Mike,

Most of what you got for VS Code Extension is still valid but more relevant 
update to include in quarterly report is below,

The Daffodil VSCode Extension 1.4.1 was released on 2025-06-30. The current 
project activity includes better overall error handling, improved reliability 
of Data Editor, Optimize and enhance the DFDL Schema syntax and semantic 
support tools (e.g., Intellisense) to support Namespace-aware element 
suggestions, several bug-fixes and enhancements to TDML functionality.

Thanks,

Hitesh 

-----Original Message-----
From: Mike Beckerle <[email protected]> 
Sent: Wednesday, September 3, 2025 11:40 AM
To: [email protected]
Subject: [DISCUSS] Draft of Quarterly (Sept) Daffodil Board Report

Due on Sept 8 for board meeting on Sept 10.

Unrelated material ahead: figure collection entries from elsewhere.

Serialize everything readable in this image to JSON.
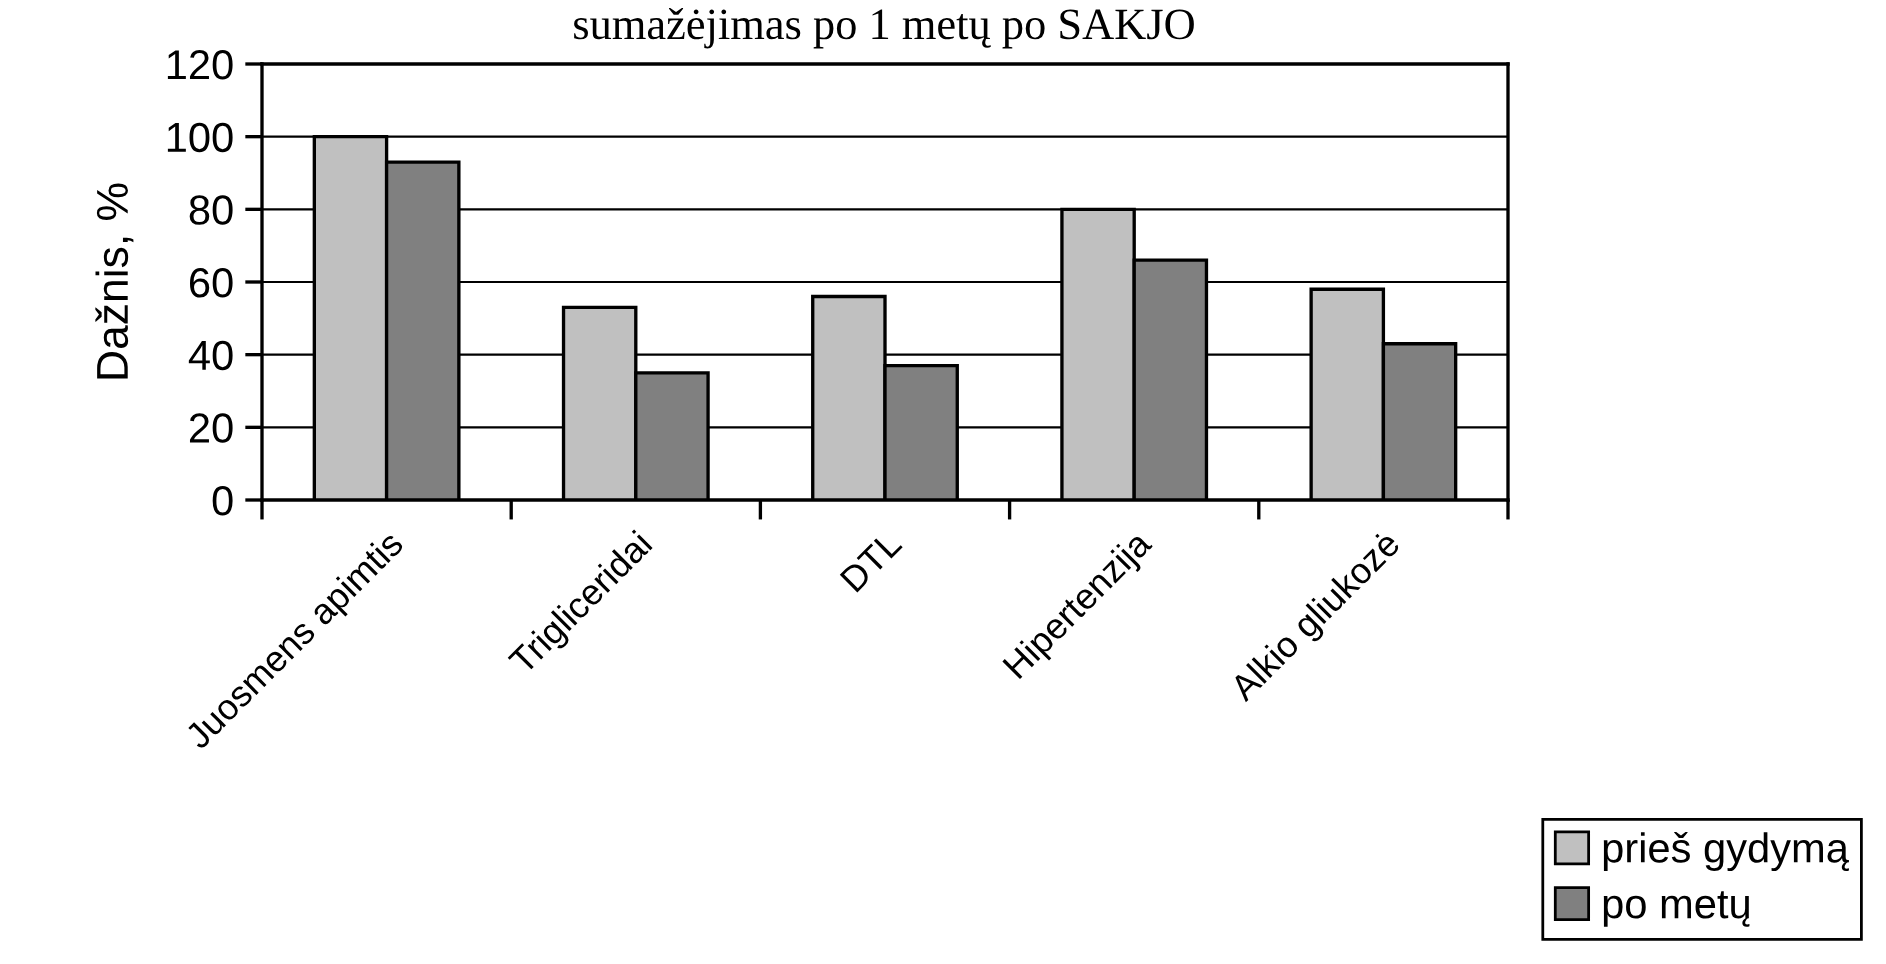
{
  "chart_data": {
    "type": "bar",
    "title": "sumažėjimas po 1 metų po SAKJO",
    "ylabel": "Dažnis, %",
    "categories": [
      "Juosmens apimtis",
      "Trigliceridai",
      "DTL",
      "Hipertenzija",
      "Alkio gliukozė"
    ],
    "series": [
      {
        "name": "prieš gydymą",
        "color": "#c0c0c0",
        "values": [
          100,
          53,
          56,
          80,
          58
        ]
      },
      {
        "name": "po metų",
        "color": "#808080",
        "values": [
          93,
          35,
          37,
          66,
          43
        ]
      }
    ],
    "ylim": [
      0,
      120
    ],
    "yticks": [
      0,
      20,
      40,
      60,
      80,
      100,
      120
    ],
    "grid": "y",
    "legend": "bottom right"
  }
}
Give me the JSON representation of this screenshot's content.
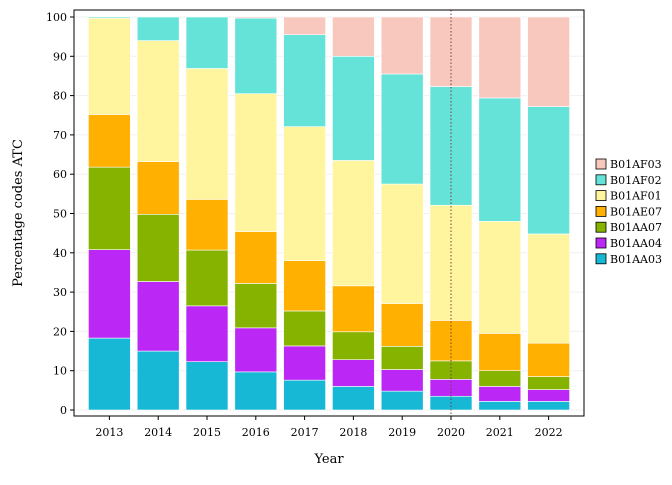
{
  "chart_data": {
    "type": "bar",
    "stacked": true,
    "xlabel": "Year",
    "ylabel": "Percentage codes ATC",
    "ylim": [
      0,
      100
    ],
    "yticks": [
      0,
      10,
      20,
      30,
      40,
      50,
      60,
      70,
      80,
      90,
      100
    ],
    "categories": [
      "2013",
      "2014",
      "2015",
      "2016",
      "2017",
      "2018",
      "2019",
      "2020",
      "2021",
      "2022"
    ],
    "reference_line_x": "2020",
    "legend_position": "right",
    "grid": true,
    "series": [
      {
        "name": "B01AA03",
        "color": "#17b8d6",
        "values": [
          18.3,
          15.0,
          12.3,
          9.7,
          7.6,
          6.0,
          4.8,
          3.5,
          2.2,
          2.2
        ]
      },
      {
        "name": "B01AA04",
        "color": "#bb27f5",
        "values": [
          22.5,
          17.7,
          14.2,
          11.2,
          8.7,
          6.8,
          5.5,
          4.3,
          3.8,
          3.0
        ]
      },
      {
        "name": "B01AA07",
        "color": "#86b300",
        "values": [
          21.0,
          17.1,
          14.2,
          11.3,
          8.9,
          7.1,
          5.9,
          4.7,
          4.0,
          3.3
        ]
      },
      {
        "name": "B01AE07",
        "color": "#ffb000",
        "values": [
          13.4,
          13.4,
          12.9,
          13.2,
          12.8,
          11.7,
          10.9,
          10.3,
          9.5,
          8.5
        ]
      },
      {
        "name": "B01AF01",
        "color": "#fff59f",
        "values": [
          24.5,
          30.8,
          33.3,
          35.1,
          34.1,
          31.9,
          30.4,
          29.3,
          28.5,
          27.8
        ]
      },
      {
        "name": "B01AF02",
        "color": "#66e3d8",
        "values": [
          0.3,
          6.0,
          13.1,
          19.2,
          23.4,
          26.5,
          28.0,
          30.2,
          31.4,
          32.4
        ]
      },
      {
        "name": "B01AF03",
        "color": "#f8c8be",
        "values": [
          0.0,
          0.0,
          0.0,
          0.3,
          4.5,
          10.0,
          14.5,
          17.7,
          20.6,
          22.8
        ]
      }
    ]
  }
}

For comments/additions. I'll fix all the long lines and such later so ignore 
the formatting.
VSCode folks please make sure this reflects your current status/objectives.

I do want people to consider the tone here.
I don't want to over state things here, but something like 1/2 our developer 
bandwidth on the Daffodil library was used up by this for the last 6 to 8 
months on the Scala version ports, and to me this has added very little value 
for our users and I fear until we add some substantial direct value (like a big 
performance boost over 3.11.0) it will be hard to get anyone to upgrade to 
4.0.0.

---------

## Description:
The mission of Apache Daffodil is the creation and maintenance of software 
related to an implementation of the Data Format Description Language (DFDL) 
used to convert between fixed format data and more readily processed forms such 
as XML or JSON

## Project Status:
Current project status: Ongoing. Moderate activity.
Issues for the board: None.

## Membership Data:
Apache Daffodil was founded 2021-02-16 (4 years ago) There are currently 19 
committers and 18 PMC members in this project.
The Committer-to-PMC ratio is roughly 1:1.

Community changes, past quarter:
- No new PMC members. Last addition was Peter Katlic on 2024-03-17.
- No new committers. Last addition was Peter Katlic on 2024-03-17.

## Project Activity:

The past 6 to 8 months, the project has mostly been dealing with the evolution 
of our underlying Scala platform. Porting from Scala 2.12 to Scala 2.13 was 
quite challenging, as much of the Scala built-in XML support that we were 
strongly dependent on, was removed in Scala 2.13. The subsequent port to Scala
3 required significant changes that will impact all API-level Daffodil users.

Daffodil 3.11.0 was released on 2025-06-17 along with the matching Daffodil SBT 
plugin 1.4.0 and Daffodil NiFi 1.21. This is the last release using Scala 2 
technology, specifically the LTS Scala 2.13 version. If necessary we can 
support this longer term as needed for Daffodil library users who have fielded 
products using our Scala 2 code base who are unable to upgrade (more on this 
below) to the forthcoming Daffodil 4.0.0 any time soon.

The Daffodil VSCode Extension 1.4.1 was released on 2025-06-30 and includes 
better overall error handling, improved reliability of Data Editor, correcting 
several schema completion usability issues and creating new-user onboarding and 
new developer onboarding documentation.

Daffodil 4.0.0 is in preparation but imminent. This major release uses Scala 3 
technology, and includes an entirely new and improved API necessitated by 
Scala-Java interoperability changes in Scala 3. The Daffodil API no longer has 
a Java/Scala dual API. It is defined entirely in Java.  In addition to this 
major API discontinuity, we have chosen to fix issues that would also require a 
major version change - some non-conformities to the DFDL specification are 
fixed, for example.
Daffodil 4.0.0 is clearly better than the prior versions and the API is more 
supportable, but the vast bulk of the required changes added no value for our 
users, who may wait for more value-add in subsequent releases before going 
through the upgrade and testing pain.

## Community Health:

Good activity level in developer email and commit activity.

User list activity has dropped, and this is problematic, as is activity of the 
related DFDL Workgroup at the Open Grid Forum/ISO.

Our current user community is defense cyber-security and that world is happy 
using XML technology as a basis. But broader dev communities no longer use XML 
and there seem to be long term risks to use of XML technologies extending 
beyond just Daffodil. The DFDL schema language is based on XML Schema, and this 
is a sufficient barrier for adoption by developers. This is not new news as we 
have known about this since the time we were an incubator project. But this 
remains a challenge for us in that current XML-oriented users want performance 
improvements, bug fixes, and long-term supportability (e.g., Scala 3) and this 
easily uses up the development capabilities of our whole dev community, yet a 
reinvention of the technology independent of XML Schema is necessary to attract 
a more diverse community of developers in the long term. Our project roadmap 
already reflects these needs and we need to make progress on it.